SEO Myths & Legends Article: The first myth I would like to debunk is what we talked about in "SEO Keyword Research".

DO NOT FOLLOW INDUSTRY LEADERS!

I cannot stress this enough. First to avoid confusion, I define "industry leader" as a broad term leader like "cars.com" for "cars", or "Dell.com" for "computers". Not the top ranking site for multi-word keywords. How these websites became an industry leader is a very different portion of SEO then what they are now. The number one factor in SEO ranking is traffic. Search engines rely on users as the final judge of both the search engines translation of your site and your SEO efforts. So industry leaders are not as concerned with SEO as you are. In life, I believe you should shoot for the stars. In SEO however, your goals should be small steps towards the stars. Grow with each step so your website becomes powerful enough to reach the stars and more importantly, stay there.

This next myth was slightly highlighted in the above paragraph. Your URL is not the most important thing. In the above paragraph I used cars.com and Dell as examples. Both market leaders, but only one has the keyword in their URL. It is not as important as people think, but more importantly, it leads to people launching multiple websites just to have multiple keywords in their URLs. I even see this advised from so called "professionals" and SEO advisers. This is horribly wrong and floods the internet with more websites making more wore work for search engines. In essence, you are competing with yourself.

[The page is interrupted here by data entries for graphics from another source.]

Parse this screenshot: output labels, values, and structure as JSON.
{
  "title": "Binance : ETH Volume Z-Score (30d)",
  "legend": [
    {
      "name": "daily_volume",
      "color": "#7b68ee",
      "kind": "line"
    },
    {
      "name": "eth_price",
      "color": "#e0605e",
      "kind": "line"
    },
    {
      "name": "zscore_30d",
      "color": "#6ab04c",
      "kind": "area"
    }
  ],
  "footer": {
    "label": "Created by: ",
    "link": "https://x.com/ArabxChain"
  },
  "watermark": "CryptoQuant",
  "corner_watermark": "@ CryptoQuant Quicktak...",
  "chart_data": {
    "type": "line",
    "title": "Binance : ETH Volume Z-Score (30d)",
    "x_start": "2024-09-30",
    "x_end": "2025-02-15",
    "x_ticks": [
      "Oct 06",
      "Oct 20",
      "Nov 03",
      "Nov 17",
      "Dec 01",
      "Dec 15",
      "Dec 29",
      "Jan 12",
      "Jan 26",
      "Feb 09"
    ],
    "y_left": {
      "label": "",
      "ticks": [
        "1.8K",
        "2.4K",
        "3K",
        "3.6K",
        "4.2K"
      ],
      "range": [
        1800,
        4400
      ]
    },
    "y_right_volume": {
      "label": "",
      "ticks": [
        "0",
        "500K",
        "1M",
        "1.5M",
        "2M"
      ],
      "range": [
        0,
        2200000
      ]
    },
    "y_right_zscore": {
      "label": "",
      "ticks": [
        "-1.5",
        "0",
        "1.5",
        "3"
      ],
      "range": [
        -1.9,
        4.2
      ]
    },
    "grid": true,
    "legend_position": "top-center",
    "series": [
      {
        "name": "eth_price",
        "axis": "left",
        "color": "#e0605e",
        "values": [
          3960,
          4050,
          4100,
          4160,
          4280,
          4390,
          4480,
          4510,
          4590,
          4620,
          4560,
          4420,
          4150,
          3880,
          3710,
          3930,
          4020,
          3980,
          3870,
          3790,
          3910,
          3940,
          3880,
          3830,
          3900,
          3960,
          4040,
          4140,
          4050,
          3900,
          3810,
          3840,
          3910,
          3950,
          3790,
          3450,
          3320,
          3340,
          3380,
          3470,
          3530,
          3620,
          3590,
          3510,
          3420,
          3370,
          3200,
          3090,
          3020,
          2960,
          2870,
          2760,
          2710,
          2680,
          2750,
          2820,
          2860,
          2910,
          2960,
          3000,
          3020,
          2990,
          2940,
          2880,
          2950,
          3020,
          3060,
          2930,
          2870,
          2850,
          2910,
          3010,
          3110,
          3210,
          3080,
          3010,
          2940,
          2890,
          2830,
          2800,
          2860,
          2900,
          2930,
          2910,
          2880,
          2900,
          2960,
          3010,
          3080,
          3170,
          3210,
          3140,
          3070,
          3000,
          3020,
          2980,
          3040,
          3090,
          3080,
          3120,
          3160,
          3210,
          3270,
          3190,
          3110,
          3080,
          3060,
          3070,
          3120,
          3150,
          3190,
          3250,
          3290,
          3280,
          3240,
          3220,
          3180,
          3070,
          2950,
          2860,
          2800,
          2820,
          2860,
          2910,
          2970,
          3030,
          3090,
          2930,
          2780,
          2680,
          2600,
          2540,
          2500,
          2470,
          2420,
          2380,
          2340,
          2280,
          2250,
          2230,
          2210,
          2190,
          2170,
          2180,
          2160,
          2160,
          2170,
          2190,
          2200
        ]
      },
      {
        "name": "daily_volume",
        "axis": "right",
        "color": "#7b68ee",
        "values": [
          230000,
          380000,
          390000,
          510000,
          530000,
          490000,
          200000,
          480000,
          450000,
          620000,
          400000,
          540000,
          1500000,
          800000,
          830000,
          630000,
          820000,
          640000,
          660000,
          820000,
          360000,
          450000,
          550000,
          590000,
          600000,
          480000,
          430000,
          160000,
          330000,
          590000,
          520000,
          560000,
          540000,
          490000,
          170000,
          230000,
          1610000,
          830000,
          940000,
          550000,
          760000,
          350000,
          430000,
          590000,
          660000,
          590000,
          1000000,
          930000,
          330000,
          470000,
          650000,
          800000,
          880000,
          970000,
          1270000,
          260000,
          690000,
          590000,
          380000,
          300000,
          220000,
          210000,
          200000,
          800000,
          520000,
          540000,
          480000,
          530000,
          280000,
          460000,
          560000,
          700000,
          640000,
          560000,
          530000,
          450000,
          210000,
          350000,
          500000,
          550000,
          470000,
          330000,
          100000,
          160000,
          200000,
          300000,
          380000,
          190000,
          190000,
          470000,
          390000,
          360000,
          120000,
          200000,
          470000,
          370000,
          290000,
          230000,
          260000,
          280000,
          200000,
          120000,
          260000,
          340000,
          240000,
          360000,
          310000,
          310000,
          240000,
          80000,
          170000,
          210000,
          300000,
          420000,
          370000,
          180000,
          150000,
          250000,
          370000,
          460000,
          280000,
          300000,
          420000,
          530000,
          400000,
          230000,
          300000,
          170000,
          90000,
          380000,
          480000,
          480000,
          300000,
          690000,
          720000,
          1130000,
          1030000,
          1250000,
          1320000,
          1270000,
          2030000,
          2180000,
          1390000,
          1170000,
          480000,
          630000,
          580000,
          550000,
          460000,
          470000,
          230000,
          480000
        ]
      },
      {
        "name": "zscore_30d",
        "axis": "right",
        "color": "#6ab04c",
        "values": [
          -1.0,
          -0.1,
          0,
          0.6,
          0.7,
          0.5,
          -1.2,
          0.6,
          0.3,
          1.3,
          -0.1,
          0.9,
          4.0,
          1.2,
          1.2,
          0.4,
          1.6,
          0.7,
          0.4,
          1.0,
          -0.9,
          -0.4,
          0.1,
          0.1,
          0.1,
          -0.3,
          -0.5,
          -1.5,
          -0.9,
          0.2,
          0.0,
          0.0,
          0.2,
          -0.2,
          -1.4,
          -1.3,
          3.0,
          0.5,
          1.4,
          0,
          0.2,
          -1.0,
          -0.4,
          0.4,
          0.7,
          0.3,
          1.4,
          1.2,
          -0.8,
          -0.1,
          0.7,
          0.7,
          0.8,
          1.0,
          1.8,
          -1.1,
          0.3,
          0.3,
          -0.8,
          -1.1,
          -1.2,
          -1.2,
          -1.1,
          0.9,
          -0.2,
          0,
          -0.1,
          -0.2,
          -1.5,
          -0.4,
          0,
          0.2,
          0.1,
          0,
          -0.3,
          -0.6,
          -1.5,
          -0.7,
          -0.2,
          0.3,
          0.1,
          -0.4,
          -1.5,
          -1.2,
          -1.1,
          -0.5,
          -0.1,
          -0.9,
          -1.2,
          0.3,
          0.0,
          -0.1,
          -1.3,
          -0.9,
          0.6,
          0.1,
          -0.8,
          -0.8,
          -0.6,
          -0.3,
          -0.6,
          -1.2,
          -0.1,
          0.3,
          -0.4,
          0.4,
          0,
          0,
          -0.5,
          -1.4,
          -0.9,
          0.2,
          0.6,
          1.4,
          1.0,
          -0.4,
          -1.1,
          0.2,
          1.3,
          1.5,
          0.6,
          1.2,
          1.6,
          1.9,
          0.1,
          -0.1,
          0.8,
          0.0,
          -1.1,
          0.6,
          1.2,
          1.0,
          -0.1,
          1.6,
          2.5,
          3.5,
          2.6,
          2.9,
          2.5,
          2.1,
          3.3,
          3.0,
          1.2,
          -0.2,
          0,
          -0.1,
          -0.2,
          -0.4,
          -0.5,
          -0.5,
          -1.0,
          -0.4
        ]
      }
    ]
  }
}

Build your site more like a grocery store. You are about "groceries", but each aisle (representing a page or topic) has a defined and generally related list of products offered in it. You define these "aisles" by making sure the content on the page(s) reflects the products in the aisles. You never walked into a grocery store and asked where the groceries are did you? But we have all asked where a specific product is. Would you shop at a grocery store that had dry foods in one store, dairy down the block, pet products around the corner, etc.? Then why do it on your website(s)?

Again, to avoid confusion in that last paragraph, we will reference our market leader cars.com. This site has dozens, maybe even 100's of topics on it. From reviews, loans, stories, marketplaces etc., all under one URL. It did not branch its finance and car loan section into another URL like "carfinacing.com" for example. However, the site is well designed to support all these topics and connects them in a relative and smart way, so both the user and the search engine understand this is a relative, albeit minor topic of the site. And guess what, at the time of writing this, cars.com comes up number eight in Google for the term "car financing".